If your battery does take a full charge and hold it ... then I would be concerned ... 

The best way to "keep" a battery is ... at full charge is with a regulated trickle charger ...


----------



## bckwzlineman (Jan 7, 2013)

Mine did this once. Changed battery cables she started first turn of the key


----------



## Johnny Reb (Jan 7, 2013)

bckwzlineman said:


> Mine did this once. Changed battery cables she started first turn of the key



^^^This

Check your cables! I had the same problem with a 2002 Yamaha. The cables get corrosion that starts at the terminals on the inside of the wire harness and moves up thru the harness. Not very noticeable on the outside.  I replaced my cables and started on first bump of the key.


----------



## evan m (Jan 25, 2013)

Thanks for the help everyone!

I tried a brand new battery and I tried a new battery cable they didnt fix the proble.  Whats next?  Take it to the shop?


----------



## Bilge Rat LT 20 (Feb 12, 2013)

Did you clean or replace the ground cable?
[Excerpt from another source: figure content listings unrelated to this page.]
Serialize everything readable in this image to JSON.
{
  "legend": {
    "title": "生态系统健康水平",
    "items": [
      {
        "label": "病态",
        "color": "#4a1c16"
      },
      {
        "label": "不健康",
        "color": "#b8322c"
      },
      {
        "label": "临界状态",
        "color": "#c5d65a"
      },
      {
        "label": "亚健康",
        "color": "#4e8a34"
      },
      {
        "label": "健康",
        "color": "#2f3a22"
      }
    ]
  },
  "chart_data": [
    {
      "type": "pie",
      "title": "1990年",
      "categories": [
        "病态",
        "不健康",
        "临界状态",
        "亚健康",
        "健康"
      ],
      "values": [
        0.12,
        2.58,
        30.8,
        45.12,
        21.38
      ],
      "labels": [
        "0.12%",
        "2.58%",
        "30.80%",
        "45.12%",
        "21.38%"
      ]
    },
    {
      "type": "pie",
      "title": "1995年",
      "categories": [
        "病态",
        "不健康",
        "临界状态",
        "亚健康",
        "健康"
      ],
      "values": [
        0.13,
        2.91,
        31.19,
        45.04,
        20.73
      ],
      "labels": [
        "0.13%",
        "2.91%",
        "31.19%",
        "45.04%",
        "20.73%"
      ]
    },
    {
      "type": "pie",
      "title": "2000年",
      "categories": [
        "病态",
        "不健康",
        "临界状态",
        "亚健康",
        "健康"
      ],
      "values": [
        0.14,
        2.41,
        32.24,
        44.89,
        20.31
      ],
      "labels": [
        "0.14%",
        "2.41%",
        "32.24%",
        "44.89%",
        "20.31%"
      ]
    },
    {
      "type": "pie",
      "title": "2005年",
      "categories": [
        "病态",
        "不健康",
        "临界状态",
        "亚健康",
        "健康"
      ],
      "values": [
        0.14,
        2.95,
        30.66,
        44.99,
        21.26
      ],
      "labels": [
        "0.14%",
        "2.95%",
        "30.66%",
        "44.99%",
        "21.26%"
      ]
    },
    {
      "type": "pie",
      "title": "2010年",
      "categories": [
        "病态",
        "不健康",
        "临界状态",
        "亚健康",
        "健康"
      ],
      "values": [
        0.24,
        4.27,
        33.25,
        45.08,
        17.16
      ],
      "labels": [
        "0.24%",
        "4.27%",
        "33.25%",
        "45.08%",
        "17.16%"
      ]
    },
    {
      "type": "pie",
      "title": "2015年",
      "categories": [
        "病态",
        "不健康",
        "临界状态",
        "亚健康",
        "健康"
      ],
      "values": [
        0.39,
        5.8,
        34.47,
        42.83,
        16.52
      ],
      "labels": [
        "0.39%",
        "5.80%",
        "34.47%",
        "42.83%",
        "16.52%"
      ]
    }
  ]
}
The ground causes more problems on outboards than the - I AM A POTTY MOUTH -- I AM A POTTY MOUTH -- I AM A POTTY MOUTH -.


----------



## Bilge Rat LT 20 (Feb 12, 2013)

positive is a bad word?


----------



## evan m (Feb 13, 2013)

I took a new battery cable and ran it from the engine to the battery, still the same, wouldnt turn over.  I didnt clean anyting, the new battery cable wasnt new but the guy said it worked.

Do I need to clean where the ground is on the motor?


----------



## Lukikus2 (Feb 13, 2013)

You didn't happen to crank the motor when the battery charger was still hooked up did you? 
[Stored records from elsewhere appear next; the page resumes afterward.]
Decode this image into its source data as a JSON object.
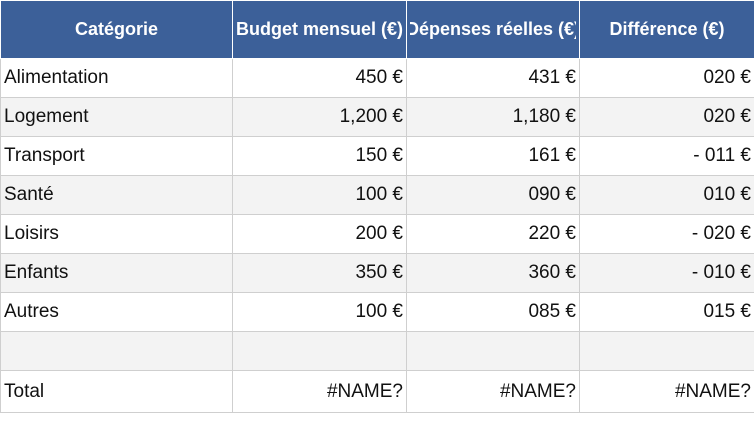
{
  "table": {
    "header": [
      "Catégorie",
      "Budget mensuel (€)",
      "Dépenses réelles (€)",
      "Différence (€)"
    ],
    "rows": [
      [
        "Alimentation",
        "450 €",
        "431 €",
        "020 €"
      ],
      [
        "Logement",
        "1,200 €",
        "1,180 €",
        "020 €"
      ],
      [
        "Transport",
        "150 €",
        "161 €",
        "- 011 €"
      ],
      [
        "Santé",
        "100 €",
        "090 €",
        "010 €"
      ],
      [
        "Loisirs",
        "200 €",
        "220 €",
        "- 020 €"
      ],
      [
        "Enfants",
        "350 €",
        "360 €",
        "- 010 €"
      ],
      [
        "Autres",
        "100 €",
        "085 €",
        "015 €"
      ]
    ],
    "total": [
      "Total",
      "#NAME?",
      "#NAME?",
      "#NAME?"
    ]
  }
}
I did it once on a 200hp. Found out from the mechanic that it will blow the power pack. 

Hope not for you.

Here's what I would do.

1)Make sure it's getting gas. Primer bulb pumped up hard. 

2) Check kill switch

3) Pull cowling off and breather. Open up the carb bowl bottom screw and see what color the gas is. If it's white or off colored you need the carbs cleaned. Ethanol poisoning.

4) Check fuses in the engine compartment.

5) Pull a spark plug and have someone bump the motor to see if your getting spark but cover the plug hole with a rag so you don't get painted with gas and oil. If your not getting spark it's probably the power pack.

Good luck.


----------



## Lukikus2 (Feb 13, 2013)

Oh. Sorry. Just won't turn over. 

Is your starter bendix up on the flywheel? Could have froze up.


----------



## greg_n_clayton (Feb 13, 2013)

I had one and the ground on the side of the starter was loose. It was over outta site and ya couldn't see it !! Sometimes it would crank....sometimes it wouldn't !! Had me stumped fer awhile !!


----------



## Bilge Rat LT 20 (Feb 15, 2013)

evan m said:


> I took a new battery cable and ran it from the engine to the battery, still the same, wouldnt turn over.  I didnt clean anyting, the new battery cable wasnt new but the guy said it worked.
> 
> Do I need to clean where the ground is on the motor?



Yes, the ground is as important as the hot. If you have a weak connection on one it motor will not go.

I see more problems from bad grounds than bad hots on outboards. 

Check the battery for 12 1/2 volts. 
Put the meter on batt and start it. See how much voltage drops.


----------



## Fluxus (Feb 20, 2013)

Lukikus2 said:


> Oh. Sorry. Just won't turn over.
> 
> Is your starter bendix up on the flywheel? Could have froze up.



I would definitely check to see if your starter was engaging the flywheel.  My Mercury 150's starter is currently getting repaired due to this exact problem.


----------